P3 art and environment began its history when urban and regional planner Takashi Serizawa was invited to participate in a project to build a new temple for Tochoji Zen temple in Yotsuya, Tokyo, commemorating its four hundred year anniversary. Serizawa designed an auditorium in the basement of the temple, and suggested a plan to explore cultural activities, mainly in the area of contemporary art. Responding to that suggestion, Tochoji established an institute, P3 Alternative Museum Tokyo, as a cultural part of the religious organization, to plan and execute exhibitions. We began to have exhibitions in P3, in the auditorium of Tochoji Temple, in April 1989.

In February 1991, after having several exhibitions, we had Cai Guo Quiang's Primeval Fireball: Project for Projects, and changed the name of our group from P3 Alternative Museum to P3 art and environment. "Alternative museum" did not really describe all of our activities, involving art, environment, and related issues. The conventional sense of "museum" did not correspond to our real activities.
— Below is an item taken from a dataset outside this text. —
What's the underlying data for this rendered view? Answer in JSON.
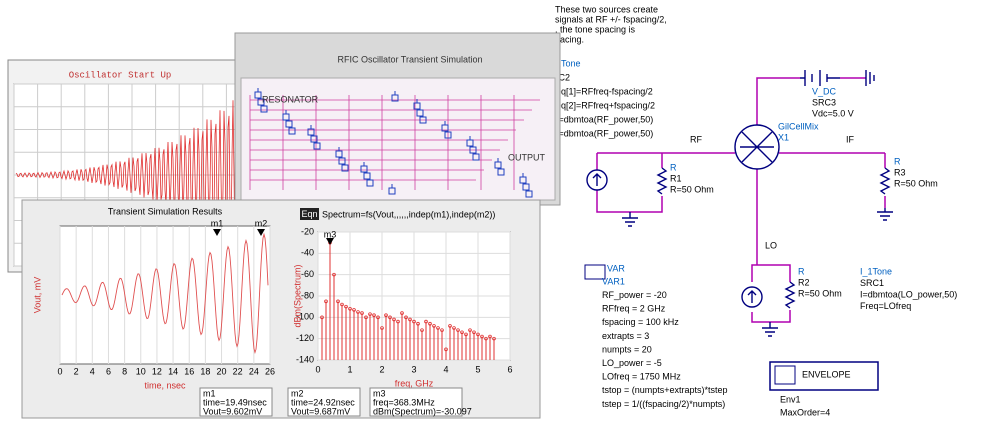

Since then, P3 art and environment has conducted or hosted forty contemporary art exhibitions and seventy lectures and workshops. However, as our activities became more diversified, and the use of the auditorium became limited due to Tochoji Temple's expansion of their religious activities, we changed our organizational form. In December 1995, P3 art and environment became an independent entity from Tochoji Temple. As a part of P3 art and environment, we established P3 Management Ltd. and became a corporate body. Our last exhibition at Tochoji auditorium was Cine Nomad's Three Windows. From that exhibition to the present, we have been exploring various forms of projects in different sites.

Activity

The activity theme of P3 art and environment can be described in two words: "mind and landscape." This indicates a dynamic interactive formative process between people and the environment, as well as people and society. The spirit of time, renewed by continuous interaction between people and the surrounding environment, is revealed by excellent artists. P3 believes in the possibilities to be found in art and presents what is created through collaboration with artists.

Not limiting itself to related genres, P3 presents different works in various fields in different appropriate forms such as: exhibition, publication, digital contents, research and study, and regional planning.

Takashi Serizawa

Born 1951 in Tokyo. After graduating from the Mathematics Course at the Faculty of Science, Kobe University, and the Architecture and Building Science Course at the College of Engineering, Yokohama National University, he joined Regional Planning Team Assoc., Inc., where he was engaged in studies and projects related to ecological planning. His involvement in a project to build a new temple for the Tochoji zen temple in Yotsuya, Tokyo, inspired him to establish P3 Alternative Museum Tokyo (today “P3 art and environment”) in 1989. Initially based in a lecture hall in the basement of the Tochoji temple, since 1999 P3 has been involved with a variety of art and environment-related projects on an international scale, without having a fixed site itself. Serizawa served as general director for the Tokachi International Contemporary Art Exhibition “Demeter” (2002), secretary general for the Asahi Art Festival (2002-2016), curator for the Yokohama Triennale 2005, general director for the Beppu Contemporary Art Festival “Mixed Bathing World” (2009, 2012, 2015), director for the Saitama Triennale 2016, and supervisor for Saitama Triennale 2020. Between 2012 and 2021, he headed the Design and Creative Center Kobe (KIITO).

Publications include This Nomadic Planet (Iwanami Shoten), A View from the Moon (Mainichi Newspapers), Beppu (ABI+P3), and Spaceship of Words as Media (ABI+P3、co-authored with Chihiro Minato). Among others, Serizawa translated Buckminster Fuller’s Operating Manual for Spaceship Earth (Chikumashobo), Erich Jantsch’s The Self-Organizing Universe: Scientific and Human Implications of the Emerging Paradigm of Evolution (Kousakusha, co-translated with Mie Uchida), and Peter Matthiessen’s The Snow Leopard (Hayakawa Publishing) into Japanese.